Single by Andy Williams
- A-side: "Bye Bye Blues"
- Released: 1966
- Genre: Vocal
- Length: 2:47
- Label: Columbia Records 43519
- Songwriters: André Previn, Dory Previn
- Producer: Robert Mersey

Andy Williams singles chronology
| "May Each Day" (1966) | "You're Gonna Hear from Me" (1966) | "Bye Bye Blues" (1966) |

= You're Gonna Hear from Me (song) =

"You're Gonna Hear from Me" is a song written by André Previn and Dory Previn written for the 1965 movie Inside Daisy Clover and performed, among others, by Andy Williams.
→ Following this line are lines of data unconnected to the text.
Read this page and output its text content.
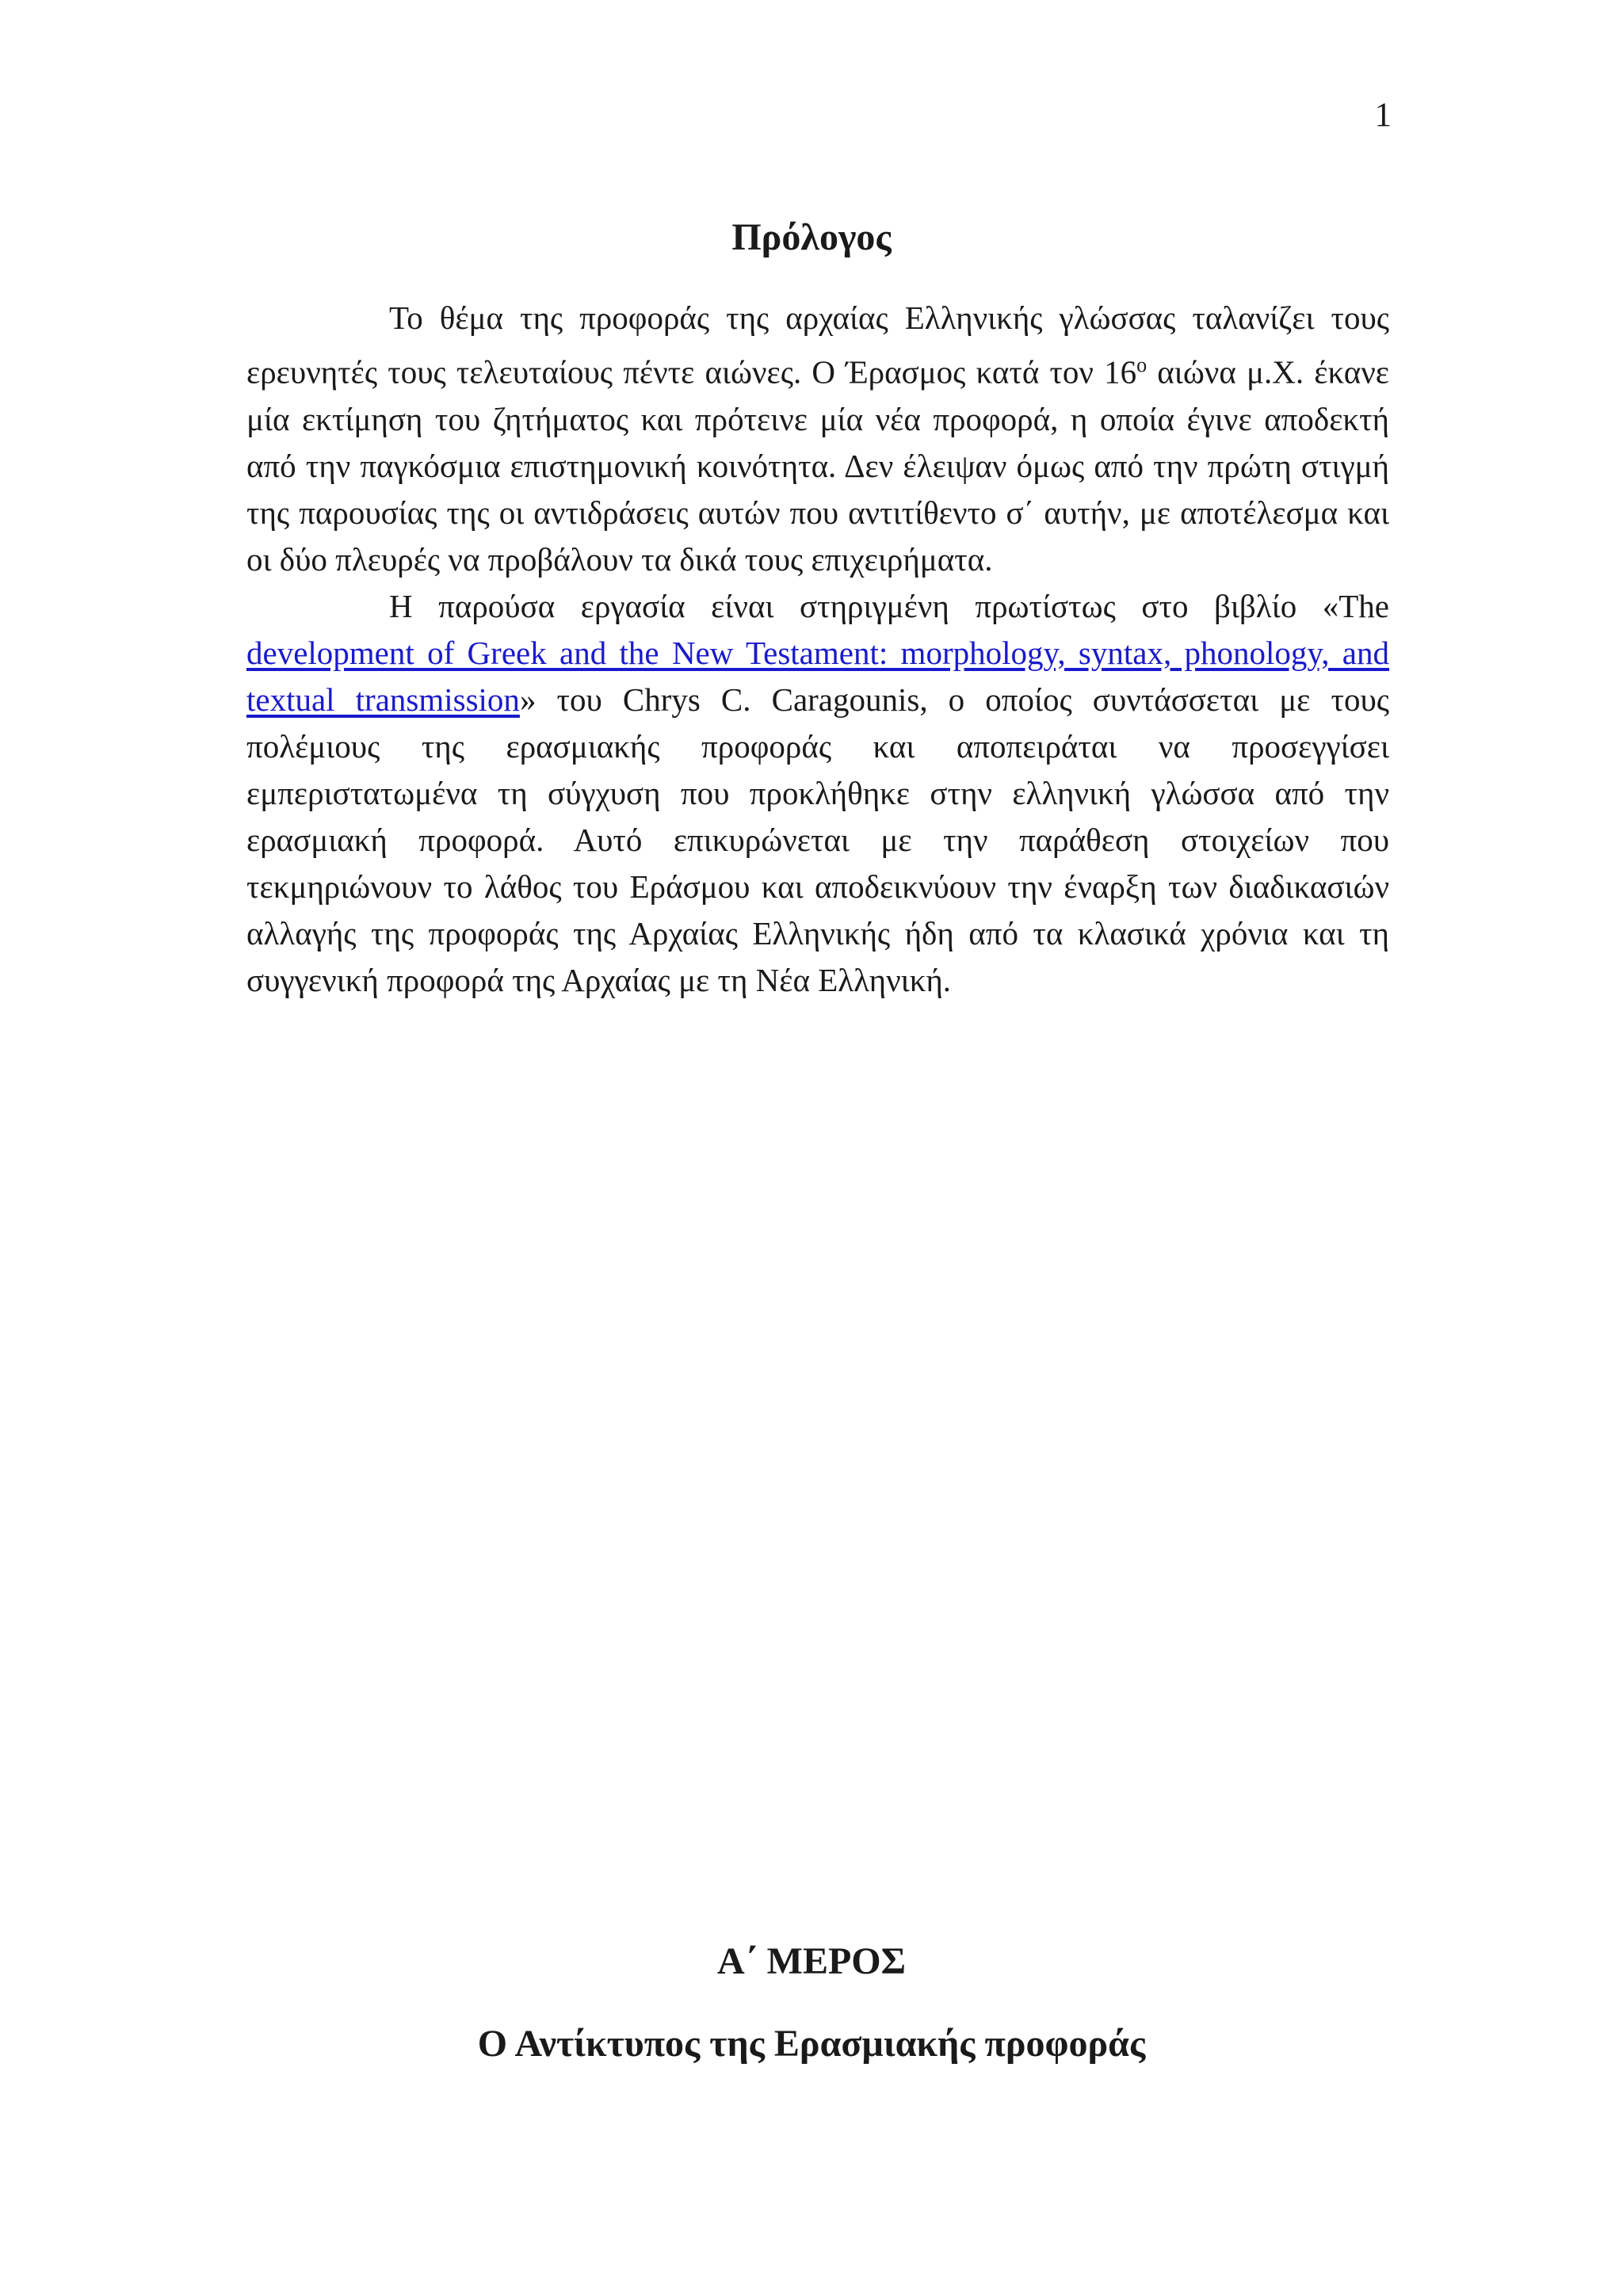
1
Πρόλογος

Το θέμα της προφοράς της αρχαίας Ελληνικής γλώσσας ταλανίζει τους ερευνητές τους τελευταίους πέντε αιώνες. Ο Έρασμος κατά τον $16^o$ αιώνα μ.Χ. έκανε μία εκτίμηση του ζητήματος και πρότεινε μία νέα προφορά, η οποία έγινε αποδεκτή από την παγκόσμια επιστημονική κοινότητα. Δεν έλειψαν όμως από την πρώτη στιγμή της παρουσίας της οι αντιδράσεις αυτών που αντιτίθεντο σ΄ αυτήν, με αποτέλεσμα και οι δύο πλευρές να προβάλουν τα δικά τους επιχειρήματα.

Η παρούσα εργασία είναι στηριγμένη πρωτίστως στο βιβλίο «The development of Greek and the New Testament: morphology, syntax, phonology, and textual transmission» του Chrys C. Caragounis, ο οποίος συντάσσεται με τους πολέμιους της ερασμιακής προφοράς και αποπειράται να προσεγγίσει εμπεριστατωμένα τη σύγχυση που προκλήθηκε στην ελληνική γλώσσα από την ερασμιακή προφορά. Αυτό επικυρώνεται με την παράθεση στοιχείων που τεκμηριώνουν το λάθος του Εράσμου και αποδεικνύουν την έναρξη των διαδικασιών αλλαγής της προφοράς της Αρχαίας Ελληνικής ήδη από τα κλασικά χρόνια και τη συγγενική προφορά της Αρχαίας με τη Νέα Ελληνική.

Α΄ ΜΕΡΟΣ
Ο Αντίκτυπος της Ερασμιακής προφοράς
The song reached No. 13 on the adult contemporary chart in 1966.

==Recordings==
- Stanley Turrentine recorded a version for his album 1966 album, The Spoiler.
- Marilyn Maye recorded a version for her 1966 album, The Lamp is Low.
- Frank Sinatra recorded a version for his 1966 album, That's Life.
- Shirley Bassey recorded a version for her 1966 album, I've Got a Song for You.
- Nancy Wilson recorded a version for her 1966 album, A Touch of Today.
- Scott Walker recorded a version for his 1967 album, Scott.
- Dionne Warwick recorded a version for her 1967 album, The Windows of the World.
- Eddie Palmieri recorded a version for his 1967 album, Molasses, with Ismael Quintana on vocals.
- Bill Evans recorded a version in 1967, which was released on his 1982 album, California Here I Come.
- Bea Arthur performed the song on the TV show Maude in the 1976 episode "Tuckahoe Bicentennial".
- Rosemary Clooney recorded a version for her 1983 album, My Buddy.
- Barbra Streisand recorded a version for her 2003 album, The Movie Album.
- Diana Ross & The Supremes recorded a version, which remained unreleased until Let the Music Play: Supreme Rarities in 2008.
- Spanish jazz singer Pedro Ruy-Blas recorded a version on his 2015 album, El Americano.
- Veronica Swift recorded a version for her 2019 album, Confessions.
- Solea Pfeiffer performed the song to debut all-female orchestra The Broadway Sinfonietta.